As described above, width W of bottom bar 22 and end tabs 46, 48 should be less than distance Y between side columns 12, 14, and preferably about 1 inch less with core 54 of bottom bar 22 being about 6 inches less. Since the combined width W of bottom bar 22 and end tabs 46, 48 is less than distance Y between side columns 12, 14, and as should be appreciated by those having ordinary skill in the art, end tabs 46, 48 may be made more rigid than known end tabs of known end tabs bottom bars, thereby substantially increasing the wind load resistance of door assembly 10 when end tabs 46, 48 are engaged with bottom bar guides 26, 28.

The alignment and engagement of bottom bar 22 having end tabs 46, 48 with bottom bar guides 26, 28 can be seen in FIGS. 4 and 8. As seen in FIG. 4, as bottom bar 22 approaches bottom bar guide 26, end tab 46 substantially aligns with channel 38 (as discussed above, in order to accommodate for variation in the location of end tab 46, the top portion 44 may be angled outward from bottom bar to facilitate alignment). As door panel 16 is lowered to at least a substantially closed position, as seen in FIG. 8, end tab 46 engages bottom bar guide 26, being guided and locked within channel 38, forming a substantially stronger wind lock for door assembly 10.

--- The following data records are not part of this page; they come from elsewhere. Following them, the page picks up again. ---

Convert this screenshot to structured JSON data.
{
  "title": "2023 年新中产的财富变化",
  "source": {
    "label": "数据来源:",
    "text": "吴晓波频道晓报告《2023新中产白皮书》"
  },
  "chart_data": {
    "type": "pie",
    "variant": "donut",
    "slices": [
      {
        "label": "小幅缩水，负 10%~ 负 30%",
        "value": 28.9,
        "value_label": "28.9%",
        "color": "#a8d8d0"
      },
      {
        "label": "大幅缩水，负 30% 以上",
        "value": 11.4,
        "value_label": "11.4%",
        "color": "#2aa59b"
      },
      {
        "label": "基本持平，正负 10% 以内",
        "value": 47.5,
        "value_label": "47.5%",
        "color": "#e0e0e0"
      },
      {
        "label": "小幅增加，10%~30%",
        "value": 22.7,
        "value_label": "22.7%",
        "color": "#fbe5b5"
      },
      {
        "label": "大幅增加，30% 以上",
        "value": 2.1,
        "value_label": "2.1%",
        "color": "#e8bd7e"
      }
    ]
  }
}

In order to further facilitate alignment, in a preferred embodiment, the weight of bottom bar 22 should be centered in an area substantially co-planer with door panel 16. Centering the weight of bottom bar 22 in an area of the bottom bar that is substantially co-planar with door panel 16 helps bottom bar 22, and if included end tabs 46, 48, maintain a substantially vertical alignment, enhancing the engagement between bottom bar 22 and bottom bar guides 26, 28. While top portions 44 of each of the bottom bar guides 26, 28 will still capture bottom bar 22 and/or end tabs 46, 48 if the weight distribution of bottom bar 22 is such that it reaches bottom bar guides 26, 28 at an angle, centering the weight of bottom bar 22 under door panel 16 insures that bottom bar 22 and/or end tabs 46, 48 will engage bottom bar guides 26, 28.

The above-described embodiments of the present invention are intended to be examples only. Alterations, modifications and variations may be effected to the particular embodiments by those of ordinary skill in the art without departing from the scope of the invention, which is defined by the claims appended hereto.